I don’t know what problems you are going through right now, but I want to let you know You have Jesus Christ walking with you. Like that soulful song: We are walking with our Jesus every day, so walk on, and sing with Your Jesus, walk on. What a gift! What a life it is to live out the problems with this love by your side! Walking with Jesus means that when Satan comes up and whispers the seeds of hate, envy or power, you can answer back, I’m walking with Jesus. When Satan comes up and says to you that you are not loved, that you have too many problems in your life, you can answer back, I’m walking with Jesus. When Satan comes and disturbs you, you can say I’m walking with Jesus. There is this great merengue song from the Dominican song writer Juan Luis Guerra, called “Las Avispas”, The Wasps. The refrain in Spanish says:
Jesús me dijo, que me riera,
si el enemigo me tienta en la carrera,
y también me dijo, no te mortifiques,
que yo le envío mis avispas pa’ que lo piquen!
And the English translation unfortunately takes off some of the magic, but it says something like this:
Jesus told me, to laugh
If the enemy tempts me in the race
And He also said, “Do not torment yourself,
for I’ll send my wasps to sting him!
This is what Jesus does for us in a way!
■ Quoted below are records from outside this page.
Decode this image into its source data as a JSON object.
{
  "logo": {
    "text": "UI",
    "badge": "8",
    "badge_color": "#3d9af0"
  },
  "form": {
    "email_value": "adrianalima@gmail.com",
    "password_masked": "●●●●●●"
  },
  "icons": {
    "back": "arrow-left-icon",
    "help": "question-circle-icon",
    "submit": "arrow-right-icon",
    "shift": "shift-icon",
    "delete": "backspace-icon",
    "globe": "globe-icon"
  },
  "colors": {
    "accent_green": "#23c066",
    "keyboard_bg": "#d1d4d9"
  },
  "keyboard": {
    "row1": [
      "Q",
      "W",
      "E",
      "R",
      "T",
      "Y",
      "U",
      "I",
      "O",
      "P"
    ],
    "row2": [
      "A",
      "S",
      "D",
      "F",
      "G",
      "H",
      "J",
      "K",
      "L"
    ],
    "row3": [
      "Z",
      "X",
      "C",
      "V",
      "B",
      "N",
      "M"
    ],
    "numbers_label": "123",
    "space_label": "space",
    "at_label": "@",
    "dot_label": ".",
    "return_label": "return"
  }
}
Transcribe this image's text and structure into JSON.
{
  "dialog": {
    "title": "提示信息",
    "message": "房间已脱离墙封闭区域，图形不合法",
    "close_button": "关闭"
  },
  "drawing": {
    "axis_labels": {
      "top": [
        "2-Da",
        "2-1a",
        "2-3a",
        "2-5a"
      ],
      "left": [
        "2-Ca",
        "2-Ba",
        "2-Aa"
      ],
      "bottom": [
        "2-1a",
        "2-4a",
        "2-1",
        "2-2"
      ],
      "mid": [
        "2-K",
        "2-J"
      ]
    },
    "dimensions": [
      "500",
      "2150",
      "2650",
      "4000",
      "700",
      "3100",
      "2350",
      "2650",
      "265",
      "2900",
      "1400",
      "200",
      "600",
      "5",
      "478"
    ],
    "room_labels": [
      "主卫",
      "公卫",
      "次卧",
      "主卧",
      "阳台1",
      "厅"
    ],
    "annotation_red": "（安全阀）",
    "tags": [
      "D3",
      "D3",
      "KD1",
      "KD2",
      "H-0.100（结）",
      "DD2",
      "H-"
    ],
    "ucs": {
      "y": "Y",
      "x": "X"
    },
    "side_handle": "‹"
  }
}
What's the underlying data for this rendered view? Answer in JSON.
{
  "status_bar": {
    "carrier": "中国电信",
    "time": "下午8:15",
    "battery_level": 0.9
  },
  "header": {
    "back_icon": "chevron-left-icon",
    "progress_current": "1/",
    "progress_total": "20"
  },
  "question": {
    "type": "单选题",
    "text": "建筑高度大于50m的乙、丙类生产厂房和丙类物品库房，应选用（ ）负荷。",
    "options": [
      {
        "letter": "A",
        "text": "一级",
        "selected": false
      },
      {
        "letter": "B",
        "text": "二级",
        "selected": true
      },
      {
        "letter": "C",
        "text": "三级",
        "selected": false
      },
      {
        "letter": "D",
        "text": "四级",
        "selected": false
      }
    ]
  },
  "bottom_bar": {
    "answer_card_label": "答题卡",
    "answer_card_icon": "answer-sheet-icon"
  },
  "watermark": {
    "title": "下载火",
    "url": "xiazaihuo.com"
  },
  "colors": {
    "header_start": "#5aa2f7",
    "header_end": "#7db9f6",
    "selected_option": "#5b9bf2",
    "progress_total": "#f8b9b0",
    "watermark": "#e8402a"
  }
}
So next time, declare confidently who you are walking with in the wilderness, for His Way has opened up the way to new life rooted in the Love and Mercy of God. May we remember that we are walking with Jesus this Lenten season!
Let us pray,
Lord God, you drive us out into the wilderness of our lives, you beckon us to live out the problems that make life the struggle and the joy that it is. But we give you thanks, because we have received the Gift of Your Presence in the struggle. We rejoice in the struggle of living out the Gospel in this world, for it is worth it to live with this love manifest in the world. Thank You, Lord, In your name we pray, Amen.